Bureau National de la FSU – en cette rentrée scolaire, quelle mobilisation ?

Bureau National de la FSU – en cette rentrée scolaire, quelle mobilisation ?

Le premier Bureau national de la FSU de l’année scolaire s’est réuni ce 24 août. Et ce, dans un contexte où la rentrée scolaire se rapproche, tout comme de nouveaux mauvais coups du pouvoir et du patronat (licenciements, explosion de la précarité et de la pauvreté).

La rentrée scolaire s’annonce catastrophique : une politique de dislocation du cadre de l’école, avec un « protocole sanitaire » ministériel qui ne protège personne, qui soumet le respect de la « distanciation » au fait d’accueillir tout le monde, et en fait n’exige plus grand-chose. Les écoles, les établissements secondaires et universitaires en sont réduits à la logique du « débrouillez-vous », les tentatives de déréglementation fleurissent et les personnels rejettent les conditions d’une rentrée marquée par la négligence sanitaire du pouvoir et la poursuite de sa politique de casse de l’école publique.

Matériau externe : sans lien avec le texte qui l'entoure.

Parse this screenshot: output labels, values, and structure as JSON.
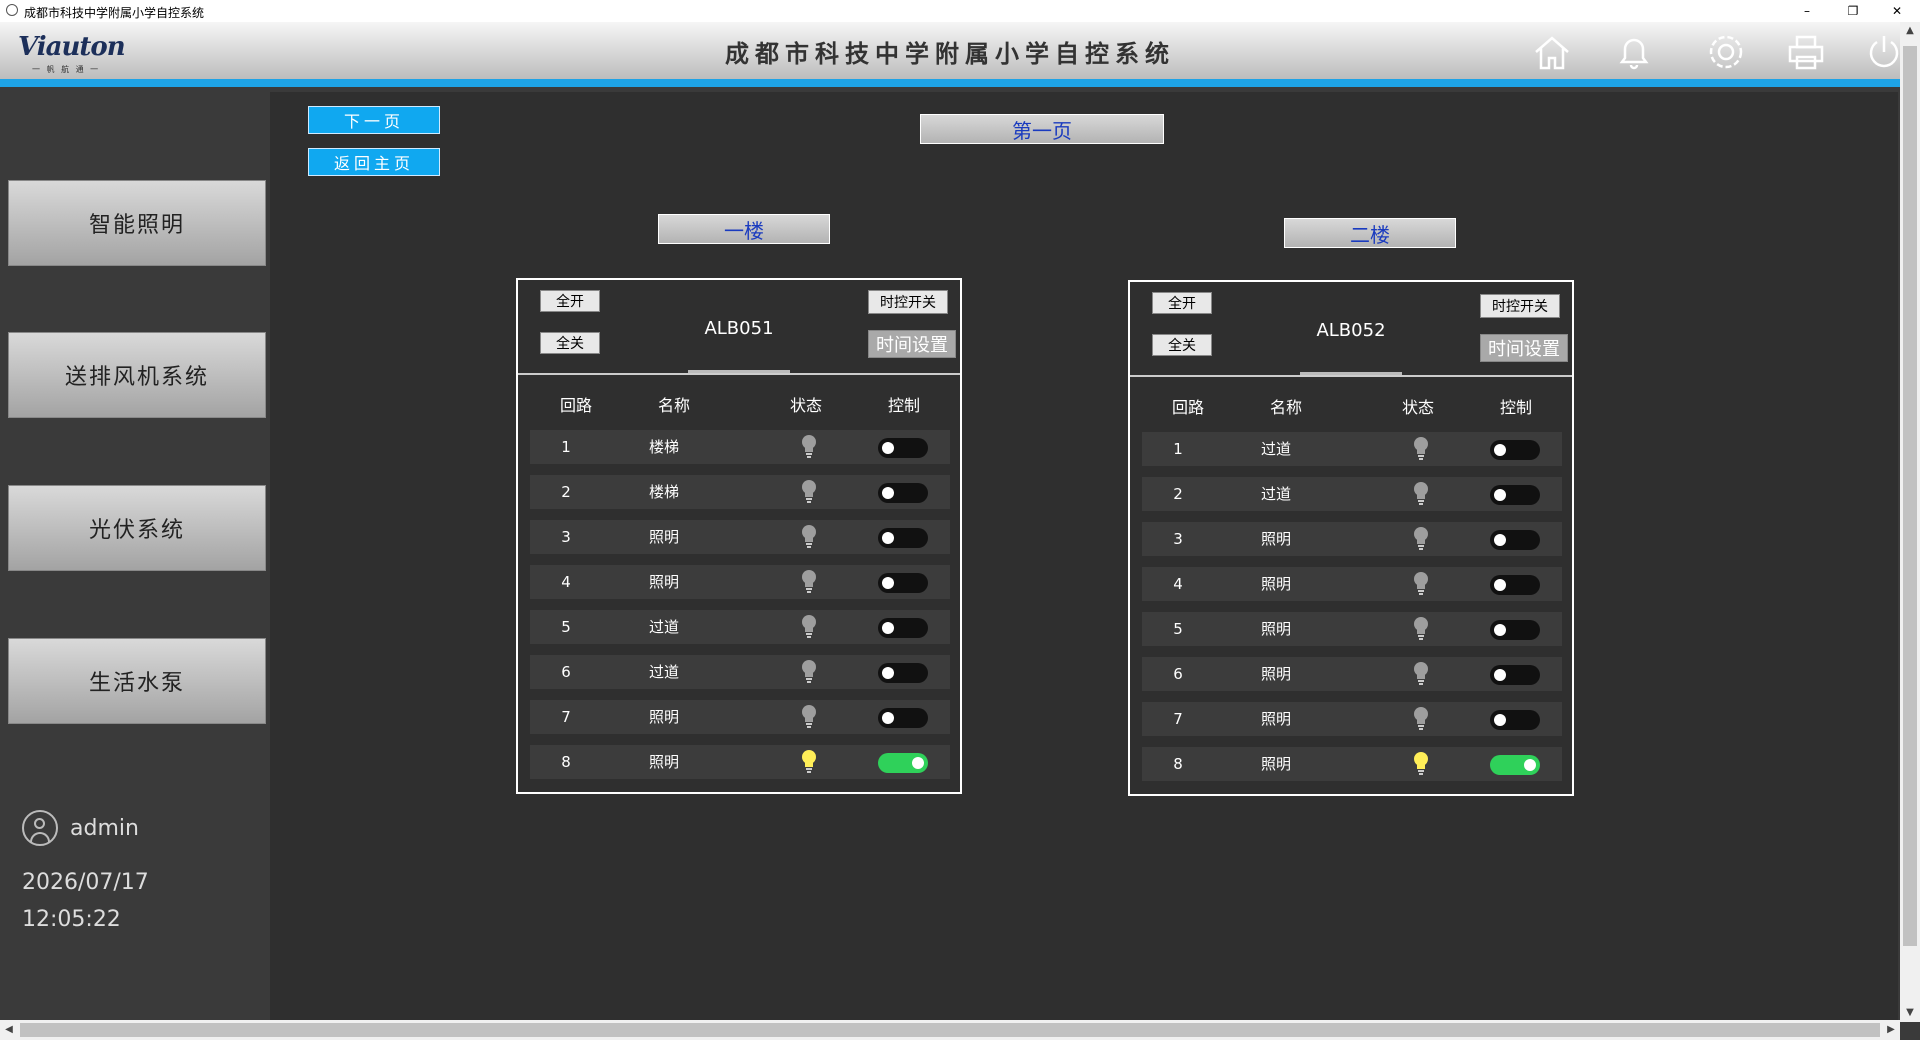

Dans cette situation, que faire ? Toutes les composantes du Bureau national de la FSU étaient conscientes de la nécessité de promouvoir un plan d’urgence pour l’éducation, portant des revendications offensives et permettant de rassembler les personnels : fin du gel des salaires, diminution des effectifs, moyens pour garantir la santé des usager.es et des personnels, réemploi et titularisation des précaires… pour Emancipation il faut être clair, il s’agit de combattre la politique du gouvernement et non pas d’être dans une posture de « propositions » ou de se satisfaire de discuter des miettes qu’il pourrait hypothétiquement concéder dans le cadre de sa politique (cf. la proposition de Blanquer d’une « prime d’équipement » par ailleurs pitoyablement basse, tout en continuant le gel des salaires).

Que faire pour impulser la lutte collective ? Une journée d’action et de grève est annoncée pour le 17 septembre ; la CGT et Solidaires ont déjà décidé d’y appeler. Emancipation, comme d’autres composantes et notamment des sections départementales, est intervenue pour que la FSU soit pleinement partie prenante de cette mobilisation et appelle les personnels à la grève. Tout en oeuvrant à créer les conditions pour que cette journée puisse fédérer les colères, et commencer à remobiliser les collègues :

– en organisant dès la rentrée la résistance collective aux mauvais coups, en réunissant des AG de base avant et après le 17 septembre.

– en travaillant une plateforme de combat contre la politique gouvernementale, formulant des revendications offensives.

(pour plus de précisions, voir l’intervention des représentant.es d’Emancipation en pièce jointe)

Notre demande d’un appel clair à la grève n’a hélas pas été, pour l’instant, retenue par la direction de la FSU. Pour autant, la FSU sera présente lors de la prochaine intersyndicale nationale et pourrait s’associer au 17 septembre.

Par ailleurs, il y a eu accord au sein du Bureau National pour que la FSU soutienne l’appel à « l’acte 3 » des sans-papiers du 17 octobre (manifestation à Paris, plusieurs sections départementales sont déjà associées à sa préparation dans les départements). Il y a eu aussi accord sur le principe d’un soutien à la mobilisation du peuple biélorusse.